Image d'illustration. Dark CityMystery Clock Cinema / PR-ADN
Il y a 28 ans jour pour jour, un film de science-fiction marquant faisait ses débuts au cinéma. Ce classique du genre reste célèbre non seulement pour son impact, mais aussi pour un lien amusant avec la saga Matrix.
Tl;dr
- Dark City partage des similitudes frappantes avec The Matrix.
- Sorti avant, il a pourtant échoué au box-office.
- Le film est devenu culte pour son univers et sa narration.

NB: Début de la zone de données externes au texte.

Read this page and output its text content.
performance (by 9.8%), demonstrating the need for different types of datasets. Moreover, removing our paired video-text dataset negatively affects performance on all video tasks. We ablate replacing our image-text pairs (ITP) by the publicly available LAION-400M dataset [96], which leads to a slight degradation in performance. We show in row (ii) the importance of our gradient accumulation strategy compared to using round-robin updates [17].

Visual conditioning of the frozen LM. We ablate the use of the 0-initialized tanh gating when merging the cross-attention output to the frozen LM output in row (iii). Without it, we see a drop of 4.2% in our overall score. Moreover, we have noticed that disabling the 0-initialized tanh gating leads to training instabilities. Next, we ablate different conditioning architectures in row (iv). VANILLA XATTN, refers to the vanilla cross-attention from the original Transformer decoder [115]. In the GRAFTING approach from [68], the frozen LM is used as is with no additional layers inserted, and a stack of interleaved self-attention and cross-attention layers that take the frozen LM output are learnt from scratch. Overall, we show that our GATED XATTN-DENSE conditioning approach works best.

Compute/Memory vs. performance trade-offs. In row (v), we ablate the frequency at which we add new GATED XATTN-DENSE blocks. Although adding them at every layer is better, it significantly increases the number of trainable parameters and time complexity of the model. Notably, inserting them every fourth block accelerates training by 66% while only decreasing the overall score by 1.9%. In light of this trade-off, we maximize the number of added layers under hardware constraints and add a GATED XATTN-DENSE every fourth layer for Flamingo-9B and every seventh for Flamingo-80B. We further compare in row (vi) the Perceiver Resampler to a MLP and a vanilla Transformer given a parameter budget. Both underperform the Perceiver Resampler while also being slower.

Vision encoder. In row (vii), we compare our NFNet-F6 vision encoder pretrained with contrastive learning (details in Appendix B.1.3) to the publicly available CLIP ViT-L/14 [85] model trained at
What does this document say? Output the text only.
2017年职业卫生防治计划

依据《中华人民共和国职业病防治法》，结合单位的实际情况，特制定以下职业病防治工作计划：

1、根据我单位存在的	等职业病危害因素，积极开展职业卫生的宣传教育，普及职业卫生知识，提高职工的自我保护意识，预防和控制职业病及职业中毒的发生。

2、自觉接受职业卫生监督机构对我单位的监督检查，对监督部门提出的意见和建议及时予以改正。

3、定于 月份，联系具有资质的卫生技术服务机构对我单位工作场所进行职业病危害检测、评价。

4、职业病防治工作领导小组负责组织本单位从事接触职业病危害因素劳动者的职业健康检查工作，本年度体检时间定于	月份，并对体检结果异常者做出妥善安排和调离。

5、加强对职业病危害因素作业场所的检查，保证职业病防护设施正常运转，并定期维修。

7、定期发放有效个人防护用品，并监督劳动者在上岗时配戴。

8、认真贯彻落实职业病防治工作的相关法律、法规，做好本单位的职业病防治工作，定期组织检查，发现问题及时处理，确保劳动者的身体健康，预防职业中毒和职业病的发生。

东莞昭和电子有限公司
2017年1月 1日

Un film oublié à l’ombre de The Matrix
Si, aujourd’hui, l’on évoque le cinéma de science-fiction des années 1990, le titre qui surgit spontanément dans les esprits reste indéniablement Matrix. Pourtant, un autre long-métrage sorti un an plus tôt, en 1998, posait déjà les bases d’un univers sombre et labyrinthique : Dark City, réalisé par Alex Proyas. Ce film n’a certes pas connu la même destinée commerciale que le phénomène des sœurs Wachowski, mais il mérite amplement qu’on s’y attarde.
L’intrigue : une ville sans lumière et des souvenirs effacés
Dès les premières minutes de Dark City, le spectateur plonge dans un cauchemar éveillé. On suit John Murdoch (incarné par Rufus Sewell), qui se réveille sans aucun souvenir dans la baignoire d’un hôtel lugubre. Rapidement, une voix inquiétante – celle du docteur Daniel Schreber (Kiefer Sutherland) – le met en garde : on le traque. La situation se complique encore lorsqu’un cadavre féminin est découvert dans la pièce. Si tout l’accuse, l’inspecteur Frank Bumstead (William Hurt) ressent qu’un malaise bien plus vaste plane sur cette ville qui ne voit jamais le jour. Emma, la femme de Murdoch et chanteuse de cabaret, partage ce même sentiment d’étrangeté.
Des ressemblances troublantes avec Matrix
On ne peut s’empêcher de noter plusieurs points communs saisissants entre les deux films : ambiance visuelle marquée par une teinte verdâtre omniprésente, héros guidé par des appels téléphoniques mystérieux et découverte de pouvoirs insoupçonnés. Sans oublier un détail presque cocasse : certaines scènes-clés ont été tournées exactement sur les mêmes décors – notamment sur les toits –, ce qui explique peut-être pourquoi certains fans ressentent un intense sentiment de déjà-vu devant la confrontation finale.
Culte tardif et relecture moderne
À sa sortie, Dark City n’a rapporté que 27 millions de dollars – à peine son budget initial –, loin des presque 500 millions récoltés par Matrix. Un écart vertigineux qui interroge : était-ce simplement trop tôt pour ce mélange de polar noir et d’univers dystopique ? Aujourd’hui pourtant, il séduit une communauté fidèle grâce à son audace visuelle et son scénario tortueux. Pour ceux que cela intrigue, sachez que vous pouvez désormais visionner gratuitement ce film devenu culte sur la plateforme Tubi.
Pour résumer les atouts majeurs de ce film :
- Mélange unique entre polar à la Raymond Chandler et univers à la H.P. Lovecraft.
- Mystère captivant autour de manipulations psychologiques et d’identité.
- Certaines séquences iconiques partagées avec un classique du genre.
Alors, nostalgie ou redécouverte ? À chacun d’explorer cet OVNI cinématographique qui n’a rien perdu de sa singularité.